Before working out what to do about it, it’s important to define what we mean by body image, explains Calland. “It’s not about what we look like, it’s about our perception of what we look like,” she says.

“The media influence is obvious,” she adds. “Airbrushed pictures and a celebrity-obsessed culture all contribute,” she says. “But the onset of social media has made things worse and websites such as Facebook are essentially adverts for yourself.

With the option to like or not, and comment, and ever ready images on mobile devices, children are more vulnerable than ever.”

Warning signs that your child may have a negative body image

  • They might become self-critical
  • Avoid having their photo taken
  • Are reluctant to join in sport or social activities
  • Become secretive about social media or website activity
  • Start to hide food or become paranoid about eating, especially in front of people
  • Tend to binge eat or not eat enough
  • May start to wear baggier clothes
  • Extreme weight-loss

Time to change

“Three quarters of 10 and 11 year olds would like to change their appearance,” says Calland. “This is the time to put up the scaffolding that builds self-esteem,” she adds.

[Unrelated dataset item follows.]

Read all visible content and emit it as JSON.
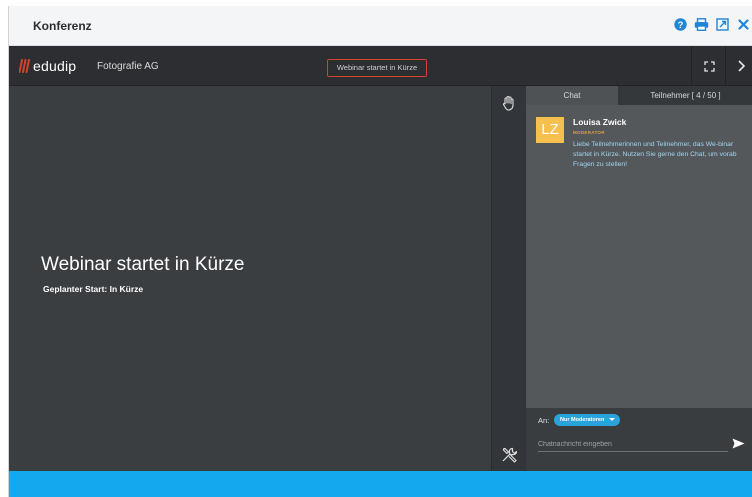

The good news is that key bodies, backed by the government, are starting to take action. The parliamentary group have partnered with the YMCA who are also campaigning on the issue of body image and have a wealth of resources at the ‘Body Image website’, and Media Smart, a not-for-profit organisation, has created a body image parent pack that’s free to download.

Tips to build your child’s body confidence

As a parent, there is a lot you can do to help your child form a healthy and realistic viewpoint towards body image at a young age and plenty of advice you can provide to help boost their body confidence. Here are a few useful tips from Chris Calland:

  • Be a good role model: “Eat a family meal together and make it relaxed. Don’t focus on good and bad food,” says Calland. “Watch your own bad habits, for example it’s not good for a mum to stand at the side eating a lettuce leaf or constantly be on, or talking about, a diet.”
  • Speak right: “The average child watches between 20,000 and 40,000 adverts a year. If you’re watching with them and make negative comments about the images you see, ‘she’s put on weight’ or ‘he looks old’, you’ll pass this onto your children,” Calland points out.

Try to focus on being healthy rather than being overweight.

  • Be good to yourself: “We ask parents to tell us three things they love about their body, and they struggle. They don’t if we ask them to tell us three things they hate. Be positive about yourself,” says Calland.

  • Avoid teasing: According to the Media Smart’s Parent information Pack, which promotes positive self-esteem among children, even the seemingly friendly nicknames can be hurtful if they focus on some aspect of the child’s appearance.
  • Listen: The Media Smart advises to ask why they feel that way, in order to better understand their concerns, and explain that diversity is good – ‘tall, short, wide and narrow are all body shapes that are beautiful’.
  • Highlight their skills and character – not looks: In a world where we’re bombarded with messages about appearances, such as t-shirts with phrases such as ‘Beautiful is my middle name’ or ‘Daddy’s Little Princess’, it’s important to move away from the physical. “Talk about their personality and their skills. For example, say ‘You’re such a good sharer’ ‘as opposed to ‘You’re so pretty,’” says Calland.
  • Teach your child to be a critic: “Ask them questions like, ‘Do you think that’s real?’ and point out issues such as airbrushing, digital enhancement and photo-shopping,” suggests Calland.